The opening of the Tinkersville school appears to have been entirely a self-help enterprise by the poor black people of the village, without assistance from the local whites, the county or township board of education, or the newly established Freedmen’s Bureau in Washington. That the school began is explained partly by the eagerness of the freedmen for book learning and the teaching talent of William Davis, but certainly a crucial factor was the leadership of the Rev. Lewis Rice, the illiterate but wise counselor whose work for education and religion earned him the name of “Father Rice” throughout the Kanawha Valley. It was Rice’s own home which became the first schoolhouse of Tinkersville, his very bedroom being the classroom. He was accustomed to the inconvenience, for he had been doing it for his church meetings on Wednesday nights and Sundays. The bed was dismantled and removed to make room for three or four slab benches, hewn by hand and accommodating an average of ten persons each. Though a state law passed on February 25, 1865, required township boards of education to establish separate schools for colored children whenever their number exceeded thirty, the entire support of the Tinkersville school seems to have been borne by the parents.
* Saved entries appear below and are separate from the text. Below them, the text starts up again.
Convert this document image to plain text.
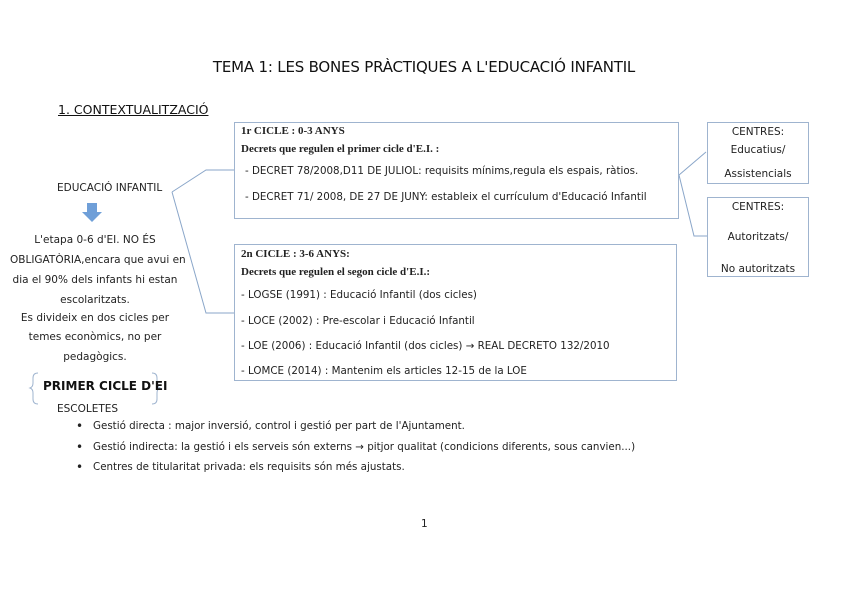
TEMA 1: LES BONES PRÀCTIQUES A L'EDUCACIÓ INFANTIL
1. CONTEXTUALITZACIÓ
EDUCACIÓ INFANTIL
L'etapa 0-6 d'EI. NO ÉS
OBLIGATÒRIA,encara que avui en
dia el 90% dels infants hi estan
escolaritzats.
Es divideix en dos cicles per
temes econòmics, no per
pedagògics.
1r CICLE : 0-3 ANYS
Decrets que regulen el primer cicle d'E.I. :
- DECRET 78/2008,D11 DE JULIOL: requisits mínims,regula els espais, ràtios.
- DECRET 71/ 2008, DE 27 DE JUNY: estableix el currículum d'Educació Infantil
2n CICLE : 3-6 ANYS:
Decrets que regulen el segon cicle d'E.I.:
- LOGSE (1991) : Educació Infantil (dos cicles)
- LOCE (2002) : Pre-escolar i Educació Infantil
- LOE (2006) : Educació Infantil (dos cicles) → REAL DECRETO 132/2010
- LOMCE (2014) : Mantenim els articles 12-15 de la LOE
CENTRES:
Educatius/
Assistencials
CENTRES:
Autoritzats/
No autoritzats
PRIMER CICLE D'EI
ESCOLETES
• Gestió directa : major inversió, control i gestió per part de l'Ajuntament.
• Gestió indirecta: la gestió i els serveis són externs → pitjor qualitat (condicions diferents, sous canvien...)
• Centres de titularitat privada: els requisits són més ajustats.
1
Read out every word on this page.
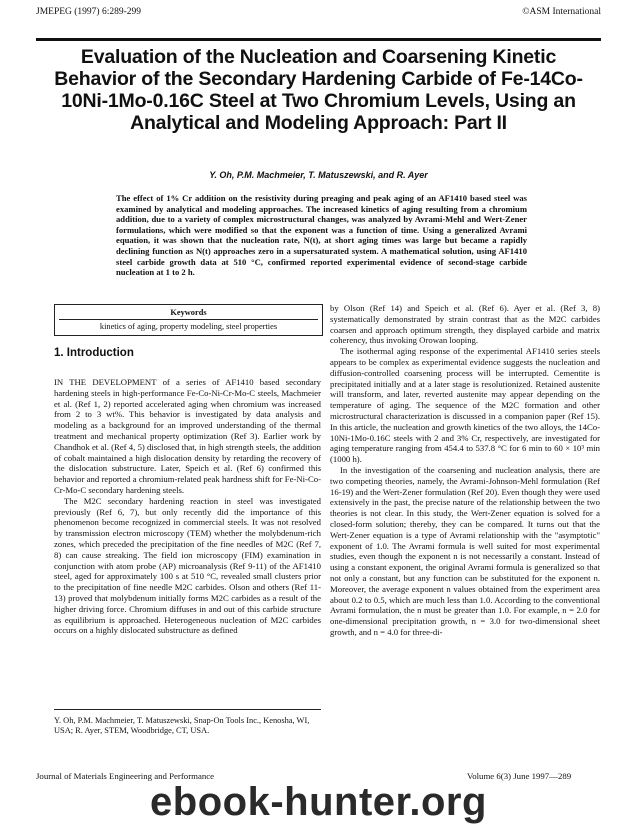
JMEPEG (1997) 6:289-299	©ASM International
Evaluation of the Nucleation and Coarsening Kinetic Behavior of the Secondary Hardening Carbide of Fe-14Co-10Ni-1Mo-0.16C Steel at Two Chromium Levels, Using an Analytical and Modeling Approach: Part II
Y. Oh, P.M. Machmeier, T. Matuszewski, and R. Ayer
The effect of 1% Cr addition on the resistivity during preaging and peak aging of an AF1410 based steel was examined by analytical and modeling approaches. The increased kinetics of aging resulting from a chromium addition, due to a variety of complex microstructural changes, was analyzed by Avrami-Mehl and Wert-Zener formulations, which were modified so that the exponent was a function of time. Using a generalized Avrami equation, it was shown that the nucleation rate, N(t), at short aging times was large but became a rapidly declining function as N(t) approaches zero in a supersaturated system. A mathematical solution, using AF1410 steel carbide growth data at 510 °C, confirmed reported experimental evidence of second-stage carbide nucleation at 1 to 2 h.
Keywords
kinetics of aging, property modeling, steel properties
1. Introduction

IN THE DEVELOPMENT of a series of AF1410 based secondary hardening steels in high-performance Fe-Co-Ni-Cr-Mo-C steels, Machmeier et al. (Ref 1, 2) reported accelerated aging when chromium was increased from 2 to 3 wt%. This behavior is investigated by data analysis and modeling as a background for an improved understanding of the thermal treatment and mechanical property optimization (Ref 3). Earlier work by Chandhok et al. (Ref 4, 5) disclosed that, in high strength steels, the addition of cobalt maintained a high dislocation density by retarding the recovery of the dislocation substructure. Later, Speich et al. (Ref 6) confirmed this behavior and reported a chromium-related peak hardness shift for Fe-Ni-Co-Cr-Mo-C secondary hardening steels.

The M2C secondary hardening reaction in steel was investigated previously (Ref 6, 7), but only recently did the importance of this phenomenon become recognized in commercial steels. It was not resolved by transmission electron microscopy (TEM) whether the molybdenum-rich zones, which preceded the precipitation of the fine needles of M2C (Ref 7, 8) can cause streaking. The field ion microscopy (FIM) examination in conjunction with atom probe (AP) microanalysis (Ref 9-11) of the AF1410 steel, aged for approximately 100 s at 510 °C, revealed small clusters prior to the precipitation of fine needle M2C carbides. Olson and others (Ref 11-13) proved that molybdenum initially forms M2C carbides as a result of the higher driving force. Chromium diffuses in and out of this carbide structure as equilibrium is approached. Heterogeneous nucleation of M2C carbides occurs on a highly dislocated substructure as defined

by Olson (Ref 14) and Speich et al. (Ref 6). Ayer et al. (Ref 3, 8) systematically demonstrated by strain contrast that as the M2C carbides coarsen and approach optimum strength, they displayed carbide and matrix coherency, thus invoking Orowan looping.

The isothermal aging response of the experimental AF1410 series steels appears to be complex as experimental evidence suggests the nucleation and diffusion-controlled coarsening process will be interrupted. Cementite is precipitated initially and at a later stage is resolutionized. Retained austenite will transform, and later, reverted austenite may appear depending on the temperature of aging. The sequence of the M2C formation and other microstructural characterization is discussed in a companion paper (Ref 15). In this article, the nucleation and growth kinetics of the two alloys, the 14Co-10Ni-1Mo-0.16C steels with 2 and 3% Cr, respectively, are investigated for aging temperature ranging from 454.4 to 537.8 °C for 6 min to 60 × 10³ min (1000 h).

In the investigation of the coarsening and nucleation analysis, there are two competing theories, namely, the Avrami-Johnson-Mehl formulation (Ref 16-19) and the Wert-Zener formulation (Ref 20). Even though they were used extensively in the past, the precise nature of the relationship between the two theories is not clear. In this study, the Wert-Zener equation is solved for a closed-form solution; thereby, they can be compared. It turns out that the Wert-Zener equation is a type of Avrami relationship with the "asymptotic" exponent of 1.0. The Avrami formula is well suited for most experimental studies, even though the exponent n is not necessarily a constant. Instead of using a constant exponent, the original Avrami formula is generalized so that not only a constant, but any function can be substituted for the exponent n. Moreover, the average exponent n values obtained from the experiment area about 0.2 to 0.5, which are much less than 1.0. According to the conventional Avrami formulation, the n must be greater than 1.0. For example, n = 2.0 for one-dimensional precipitation growth, n = 3.0 for two-dimensional sheet growth, and n = 4.0 for three-di-

Y. Oh, P.M. Machmeier, T. Matuszewski, Snap-On Tools Inc., Kenosha, WI, USA; R. Ayer, STEM, Woodbridge, CT, USA.
Journal of Materials Engineering and Performance	Volume 6(3) June 1997—289
ebook-hunter.org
When the Tinkersville school opened, Booker suffered a sharp disappointment when Wash Ferguson refused to allow him to attend. The stepfather decided either that he was too poor to allow his son to live at home without working or that children had economic value in the economy of the salt furnaces…. He dug deeper into the mysteries of his blue-back speller, and joined the night class that the enterprising Davis organized primarily for adults. Booker was tired by the time he got to school, but his desire to learn was so strong that he believed he learned more at night than more fortunate children did during the day. In his later educational career he would be a strong advocate of the night school.

*Yeah, we had to change the teacher out. Why?  We’re sticklers for accuracy, that’s why.  It turns out that Booker’s teacher in West Virginia was William Davis who was asked to teach when he moved to the Kanawha Valley at the age of 18 in 1865. So, definitely not an older woman.